Er sah sich im Spiegel und schrie vor Grauen.

Er ersehnte nur eins, er hatte nur eine große, herrliche Liebe: den Tod!

Und so schlich er die Treppe hinunter an Knackfuß' Tür vorbei, wie ein Verbrecher, und schloß sich in der Nacht im Laboratorium ein.

Hielt Zwiesprache mit den Kolben, Retorten und Reagenzgläsern.

Sprach auch mit den Mörsern, Tiegeln und Pfannen.

Berauschte sich noch einmal an brodelnden Mischungen und dampfenden Analysen.

Spielte mit Säuren und Basen wie ein Kind mit dem Kreisel.

Als die nahe Kirchenglocke die Mitternacht schlug, saß er vor dem geöffneten Giftschrank und las mit leuchtenden, irren Augen die Namen unter den warnenden Totenschädeln.

Papaver somniferum, Mohn, Opium.

Atropa belladonna, Tollkirschensaft.

Oxalsäure, Kleesalz, Strychnin, Cyan, Kreosot, Urari, Curare.

Gift.
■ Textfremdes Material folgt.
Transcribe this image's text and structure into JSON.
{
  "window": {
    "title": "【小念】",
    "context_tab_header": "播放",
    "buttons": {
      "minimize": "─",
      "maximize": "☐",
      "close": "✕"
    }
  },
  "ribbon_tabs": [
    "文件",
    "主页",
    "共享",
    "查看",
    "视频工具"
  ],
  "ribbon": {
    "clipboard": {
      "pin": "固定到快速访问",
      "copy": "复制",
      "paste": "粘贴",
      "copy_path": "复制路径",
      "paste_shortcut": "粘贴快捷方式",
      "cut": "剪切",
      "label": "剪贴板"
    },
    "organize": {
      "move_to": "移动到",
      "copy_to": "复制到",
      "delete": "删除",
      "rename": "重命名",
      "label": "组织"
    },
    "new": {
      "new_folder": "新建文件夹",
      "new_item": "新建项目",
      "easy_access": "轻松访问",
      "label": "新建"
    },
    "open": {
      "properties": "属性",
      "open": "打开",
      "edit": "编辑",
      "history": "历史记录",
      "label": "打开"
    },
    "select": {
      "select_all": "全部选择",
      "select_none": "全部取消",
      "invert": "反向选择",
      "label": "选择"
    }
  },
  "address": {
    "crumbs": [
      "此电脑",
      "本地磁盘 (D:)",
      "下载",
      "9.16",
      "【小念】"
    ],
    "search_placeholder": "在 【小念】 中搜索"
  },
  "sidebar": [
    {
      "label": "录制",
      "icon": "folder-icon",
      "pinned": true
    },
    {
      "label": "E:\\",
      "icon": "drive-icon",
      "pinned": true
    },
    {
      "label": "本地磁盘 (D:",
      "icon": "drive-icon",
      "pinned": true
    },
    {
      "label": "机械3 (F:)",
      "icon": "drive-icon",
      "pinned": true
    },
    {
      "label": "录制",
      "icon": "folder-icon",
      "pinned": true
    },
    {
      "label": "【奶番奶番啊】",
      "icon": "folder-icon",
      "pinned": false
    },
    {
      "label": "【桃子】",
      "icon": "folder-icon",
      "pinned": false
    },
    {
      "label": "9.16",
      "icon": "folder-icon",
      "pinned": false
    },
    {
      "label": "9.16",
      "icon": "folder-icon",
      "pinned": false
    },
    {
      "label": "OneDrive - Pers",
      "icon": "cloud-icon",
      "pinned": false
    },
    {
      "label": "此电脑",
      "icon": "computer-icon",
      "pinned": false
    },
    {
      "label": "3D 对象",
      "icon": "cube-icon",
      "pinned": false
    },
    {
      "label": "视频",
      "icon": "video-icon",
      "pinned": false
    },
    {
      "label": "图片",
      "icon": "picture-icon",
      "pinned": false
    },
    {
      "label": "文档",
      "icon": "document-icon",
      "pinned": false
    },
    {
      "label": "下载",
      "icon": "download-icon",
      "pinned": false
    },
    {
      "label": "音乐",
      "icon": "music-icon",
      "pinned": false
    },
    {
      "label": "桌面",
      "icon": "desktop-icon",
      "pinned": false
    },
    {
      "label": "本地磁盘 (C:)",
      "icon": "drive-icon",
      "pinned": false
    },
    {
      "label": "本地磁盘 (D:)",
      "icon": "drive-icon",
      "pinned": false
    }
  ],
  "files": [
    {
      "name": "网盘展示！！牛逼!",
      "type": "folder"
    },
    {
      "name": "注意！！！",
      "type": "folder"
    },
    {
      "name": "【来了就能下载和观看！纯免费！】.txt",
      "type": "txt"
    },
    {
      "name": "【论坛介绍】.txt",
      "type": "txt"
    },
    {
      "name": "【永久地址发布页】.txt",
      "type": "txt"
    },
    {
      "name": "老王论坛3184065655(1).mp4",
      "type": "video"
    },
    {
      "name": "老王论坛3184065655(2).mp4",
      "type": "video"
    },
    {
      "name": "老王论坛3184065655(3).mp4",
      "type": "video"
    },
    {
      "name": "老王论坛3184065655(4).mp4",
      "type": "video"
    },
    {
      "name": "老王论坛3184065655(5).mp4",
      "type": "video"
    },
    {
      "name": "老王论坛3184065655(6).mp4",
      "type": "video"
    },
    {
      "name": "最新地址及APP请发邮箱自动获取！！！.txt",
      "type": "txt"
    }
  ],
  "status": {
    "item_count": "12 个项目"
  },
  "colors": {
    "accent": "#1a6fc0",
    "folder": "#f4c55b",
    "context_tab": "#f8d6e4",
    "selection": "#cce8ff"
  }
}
Hunderte Gifte.

Ein Gramm nur, Otto Heinrich Kummer, ein Gramm nur… ist schnell geschluckt.

Cyan. Urari. Curare.

So saß er, bis die erste Morgenstunde vom Turme schlug. Er bediente die seltenen nächtlichen Kunden. Gab Hustentropfen aus, ein Schlafpulver, eine Brandsalbe, ein Blutstillmittel, ein Magenpflaster.

Gewissenhaft, freundlich, gewandt.

Und träumte von Gift.

Am Morgen schlich er wieder in seine Kammer, warf sich auf sein Bett und schlief.

Er aß in der Kammer, ein Geselle brachte ihm die Speisen.

Er saß am Fenster, starrte sinnend vor sich hin.

Leer, gebrochen, einsam.

Wenn es dämmerte, schlich er sich hinab ins Labor.

Er sprach mit keinem, er sah niemanden, nur den Gesellen mit dem Essen.

Er fühlte sich in einem weiten Grab.

Und des Nachts saß er vor den Giften und träumte seinen Tod.

Er schauderte bei dem Gedanken und empfand doch eine fremde Wollust.

Und mit gräßlicher Gewißheit spürte er von Nacht zu Nacht: Sein Herz schwieg.

Vorsichtig, damit sie nicht qualmen und rußen, löschte Otto Heinrich die Tranlampen und Unschlittkerzen im Laboratorium und im Laden. Nur eine kleine Lampe ließ er an seinem Tisch neben dem Giftschrank brennen.